The Third Solution Of The Cosmic Problem Identity In Difference
We come now to the third and last solution of the cosmic problem. As
we develop it, we shall endeavour to show that it supplies that
metaphysical idea which forms the basis of catholic Christology. The
two previous solutions failed. They do not satisfy the philosopher and
they mislead the theologian. The one separates God from the world; the
other merges them. Thus both, in effect, abandon the original
enterprise.
They destroy the relation instead of expressing it. The
concepts both of co-existence and of identity have proved fruitless in
the speculative problem, and in Christology have given rise to heresy.
The third school of thought takes as its starting point neither God,
nor the world, nor the two as co-existing, but the relation of the two.
It makes that relation such that the terms related are preserved in the
relation. Neither identity nor difference is the full truth, but
identity in and through difference. God is not the world, nor is the
world God. God is, and the world is. Each are facts. In their
separateness they are not true facts. It is only as we conceive the
two in their oneness, a supra-numerical oneness, that we can give their
full value to each. The world is God's world; therefore it has being
and value. The cosmic relation then is expressed not by an "and," nor
by an "is," but by an "of." The God "of" the world is the key
concept that unlocks the doors of the palace of truth.
It was in the prominence given to this concept that Aristotle's system
made a great advance on that of his predecessor. Plato had established
a world of ideas with the idea of the Good as its centre, but he left
it unrelated to the world of experience. Aristotle insisted on
relating the ideal and the real. His concept of relation was that of
form and matter. The world apart from God is matter apart from form.
It has only potential reality. When it becomes united to its form, it
becomes actual. Its form makes it a fact--what it has in it to be.

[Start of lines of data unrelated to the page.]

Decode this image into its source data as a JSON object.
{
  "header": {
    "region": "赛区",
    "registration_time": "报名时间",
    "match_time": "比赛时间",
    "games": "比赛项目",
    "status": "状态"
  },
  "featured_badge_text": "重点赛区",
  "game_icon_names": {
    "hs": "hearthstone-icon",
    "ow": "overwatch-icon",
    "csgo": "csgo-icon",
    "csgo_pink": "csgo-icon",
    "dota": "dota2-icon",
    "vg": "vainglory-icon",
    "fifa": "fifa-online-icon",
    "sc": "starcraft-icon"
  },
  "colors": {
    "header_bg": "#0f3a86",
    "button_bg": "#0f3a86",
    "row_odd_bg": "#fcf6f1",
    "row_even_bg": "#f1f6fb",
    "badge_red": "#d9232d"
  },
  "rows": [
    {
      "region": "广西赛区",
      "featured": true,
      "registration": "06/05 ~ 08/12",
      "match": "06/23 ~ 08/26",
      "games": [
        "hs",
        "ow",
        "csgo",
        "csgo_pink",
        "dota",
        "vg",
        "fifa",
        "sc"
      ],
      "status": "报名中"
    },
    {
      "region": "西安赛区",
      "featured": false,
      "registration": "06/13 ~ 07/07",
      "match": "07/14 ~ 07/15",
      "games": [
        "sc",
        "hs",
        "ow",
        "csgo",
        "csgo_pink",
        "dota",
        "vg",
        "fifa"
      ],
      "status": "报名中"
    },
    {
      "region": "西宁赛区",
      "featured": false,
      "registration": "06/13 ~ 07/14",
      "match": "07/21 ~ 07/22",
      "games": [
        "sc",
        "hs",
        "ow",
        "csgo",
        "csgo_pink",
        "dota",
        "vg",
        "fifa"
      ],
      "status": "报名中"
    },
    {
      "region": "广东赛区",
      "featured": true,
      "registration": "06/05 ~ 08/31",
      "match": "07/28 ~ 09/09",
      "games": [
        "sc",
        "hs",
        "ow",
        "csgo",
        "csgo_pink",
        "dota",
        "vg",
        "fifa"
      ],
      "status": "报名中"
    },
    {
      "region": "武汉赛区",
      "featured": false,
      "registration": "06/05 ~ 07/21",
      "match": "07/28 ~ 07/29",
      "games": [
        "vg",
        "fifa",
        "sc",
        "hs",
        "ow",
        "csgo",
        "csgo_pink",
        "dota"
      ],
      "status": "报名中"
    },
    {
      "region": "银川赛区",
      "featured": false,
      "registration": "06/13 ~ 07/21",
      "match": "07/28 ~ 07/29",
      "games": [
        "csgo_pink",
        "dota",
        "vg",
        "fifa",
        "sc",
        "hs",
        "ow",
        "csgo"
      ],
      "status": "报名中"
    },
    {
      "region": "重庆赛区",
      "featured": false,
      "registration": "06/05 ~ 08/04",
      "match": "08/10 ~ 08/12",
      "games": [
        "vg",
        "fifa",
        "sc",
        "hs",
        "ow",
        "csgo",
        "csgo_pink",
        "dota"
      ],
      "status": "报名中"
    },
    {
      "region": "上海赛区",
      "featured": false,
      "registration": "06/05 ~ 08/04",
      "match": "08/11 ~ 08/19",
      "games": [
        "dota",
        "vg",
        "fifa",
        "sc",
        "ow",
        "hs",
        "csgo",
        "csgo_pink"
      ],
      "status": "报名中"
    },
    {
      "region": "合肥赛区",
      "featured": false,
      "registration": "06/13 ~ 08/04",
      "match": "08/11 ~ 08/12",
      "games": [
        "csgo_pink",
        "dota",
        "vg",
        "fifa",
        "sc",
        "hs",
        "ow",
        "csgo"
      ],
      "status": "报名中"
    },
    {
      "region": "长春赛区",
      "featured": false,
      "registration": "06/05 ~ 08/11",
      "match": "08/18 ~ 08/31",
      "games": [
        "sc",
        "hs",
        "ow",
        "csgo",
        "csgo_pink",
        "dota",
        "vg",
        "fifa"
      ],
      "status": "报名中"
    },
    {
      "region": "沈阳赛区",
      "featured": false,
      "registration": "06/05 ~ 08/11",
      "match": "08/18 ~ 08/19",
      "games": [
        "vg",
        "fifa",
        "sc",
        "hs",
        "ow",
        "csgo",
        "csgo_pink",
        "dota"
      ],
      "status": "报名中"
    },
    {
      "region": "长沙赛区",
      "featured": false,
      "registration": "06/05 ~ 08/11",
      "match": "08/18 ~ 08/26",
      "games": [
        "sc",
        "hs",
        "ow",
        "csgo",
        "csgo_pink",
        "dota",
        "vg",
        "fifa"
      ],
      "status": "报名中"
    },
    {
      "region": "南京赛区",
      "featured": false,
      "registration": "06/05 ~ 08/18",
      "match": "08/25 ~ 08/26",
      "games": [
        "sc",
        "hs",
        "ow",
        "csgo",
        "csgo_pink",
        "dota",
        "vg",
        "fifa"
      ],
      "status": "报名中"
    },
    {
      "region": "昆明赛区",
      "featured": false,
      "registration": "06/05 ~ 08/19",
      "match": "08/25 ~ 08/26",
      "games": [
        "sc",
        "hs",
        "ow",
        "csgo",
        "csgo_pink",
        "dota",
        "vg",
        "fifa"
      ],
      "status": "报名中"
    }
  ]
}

Aristotle conceives different grades of being. Unformed matter is the
lowest of these grades, and God the highest. Each grade supplies the
matter of which the next highest grade is the form. Ascending the
scale of being at last we reach pure form. Thus the ladder of
development is constructed by which the world rises to its realisation
in God. Aristotle gave to humanity the conception of a God who
transcends the world, and yet is immanent in it, as form is in matter.
Thus Greek philosophy in Aristotle attained that spiritual monotheism
which supplied the foundation for the edifice of Christian doctrine.
The effect of Aristotle's teaching was felt by all the ecclesiastical
parties in the fifth century. As we shall see in a later chapter, some
of the subsidiary elements of his philosophy are reflected in
monophysitism. The dominant ideas, however, of the system, the
conception of God and the world and the relation between them, were
taken over by the catholic theologians, and incorporated into their
Christology. We need not here inquire whether Aristotle's influence
was direct or indirect. No doubt many of the theologians who
constructed Christian doctrine had read his works. Whether that is so
or not, they must have unconsciously assimilated his central doctrine.
It was common property. The determination to keep God a reality and
the world a reality and yet relate the two became the controlling
motive of their thinking.
Aristotle in theory and application of theory has always a feeling for
fact. The individual thing and the world of individual things are, for
him, never negligible. Realised matter, life, the human spirit, human
nature, are actualities and have their value as such. They are not all
on the same level of being; they do not occupy the same rank; and it is
the philosopher's business to determine their respective positions in
the scale of being and value. But he cannot have his head in the
clouds of contemplation, unless he have his feet on the earth of fact.